幼なじみと勝負!? 俺のせいです。



「何度でも言ってやるよ! ライヤは俺には勝てない!」


 アレックスが地面を引きずり終わって、俺の言葉に答えた。ザッと土煙が舞い、アレックスの姿が消えた。次の瞬間、目と鼻の先に現れたアレックスは勇者の剣を上段に構えて振り下ろした。

 俺も斜め下から聖剣振り上げて相対す、アレックスの後ろから。


 アレックスは俺の聖剣を受けて吹っ飛ばされると、一歩二歩三歩と地面に着く間に振り返り、四歩で地面を引きずって、俺を睨みながら止まった。俺は思う、アレックスが思うことは何故お前が後ろにいるのか、と。


「転移か……」


 俺が思ったことを難なく外し、アレックスが答えを言い当てる。そう転移だ。俺は自分のオーラがあるところに転移できる。

 アレックスの見えない斬撃と見えない移動は驚異的だが、それを切り替えて使っているようだ。同時に使えないなら移動してくる時に転移を使い、斬撃を使っている時に後ろから攻撃する。それだけでアレックスには勝てる。


「アレックス。俺が本気を出したらお前は死ぬぞ」

「俺は幼なじみたちにこんなに悲しいことをさせたくない」

「そうか」


 俺はさっきと同じ下段からの構えをする。アレックスが消えて、目の前へ。転移する時のオーラの揺らぎはもう覚えただろう、二回も見えてるんだからな。


 転移する。俺が今いる場所へ。


 オーラの揺らぎを見てアレックスは後ろへと振り返る。俺がそのまま下から上へ、オーラを纏わせながら最高火力で吹き飛ばす。

 一回転、三回転、六回転と地面を跳ねながら吹き飛ばされるアレックス。やっと回転が止まって、地面と長いキスをしていると思ったら、アレックスはゴホゴホと荒い息を吐いて、やっと起き上がった。ハァハァと肩で息をして、片足を上げた状態で俺を見つめるアレックス。


「俺が負けたら、俺が負けたら……」


 負けたらと言葉にしながら、アレックスは両足で立ち上がる。その目は惚れ惚れするように輝いていた。


「最後だ、聞いてやる。幼なじみに伝えたいことはあるか?」

「最後じゃねぇ。お前を殺して、俺も死ぬ」

「そう言う覚悟を持って、お前は俺に挑んでいるのか。失礼した。俺もお前に本気でいかないといけなかった。次で殺す」


 アレックスは正面で勇者の剣を構える。そしてアレックスが消えた。少し距離があって勇者の剣を地面に刺した状態で姿を現す。


「こんなもんかよ。じゃあ次は俺の番だ!」


 シュンシュンと転移を繰り返す、アレックスはキョロキョロ見渡している。オーラの揺らぎが炎のようにメラメラと沸き立つ。


「アレックス。お前と久しぶりに会えて良かった」





 アレックスは聞こえただろうか?


「もう終わったの?」

「草原に置いてきた」


 俺は船の上に転移した。ソフィアが俺がいるのに気づいて声をかけて、俺はアレックスを置いてきたと言った。

 船の上ということもあるだろうが、磯の匂いがする。海の匂いだ。草原でも涼しい風が肌を通っていたが、船の上の方が遥かに強風だなと思った。


「アレックスは昔っから人の言うこと聞かなくて、置いていかれることも多かったのに。全然変わってないね」

「幼なじみからの最後の言葉は『最後じゃねぇ。お前を殺して、俺も死ぬ』らしい。アレックスは曲がることを知らない、まっすぐな奴だよ」

「えっ!? ライヤはアレックスに仲直りしてないの?」


 俺はこくりと頷いた。ソフィアはビックリと目を開くと、ハァとため息を吐き、飽き飽きする表情に変わる。

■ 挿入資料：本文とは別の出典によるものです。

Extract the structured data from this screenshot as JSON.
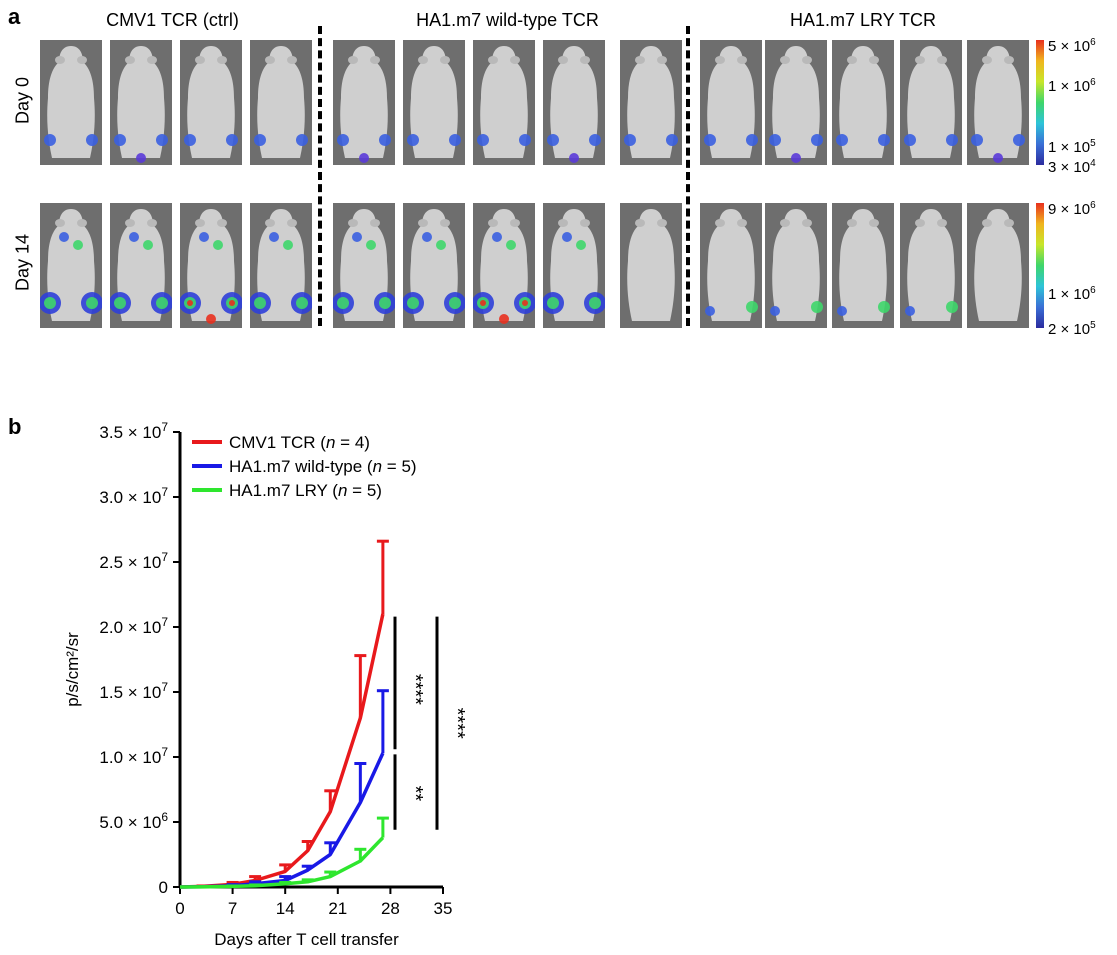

「アレックスが話を聞かなくなったのもライヤのせいだからね。ライヤがアレックスの勝負を受けて、ちょっと経つと別のことをやってること多かったじゃん。だから勝負を受けたら何がなんでも話し聞かなくなってさ」

「俺のせいじゃないような気がする。アレックスと剣と剣の勝負で地面が柔らかいと本気が出せないと言うと……」

「畑を作って種を植えて、それから僕とルーシーを呼んで聖魔法で甘い野菜を成長させて皆んなで食べた? それとも虫に気を取られて集中出来ない、からの虫取り合戦? それとも……」

「はい、俺のせいです」


 ソフィアの言葉に俺は素直に認めた。アレックスはそれで話を聞かなくなったのか。でも待てよ、勝負を受けたのに勝った負けたは一切思い出せなかった。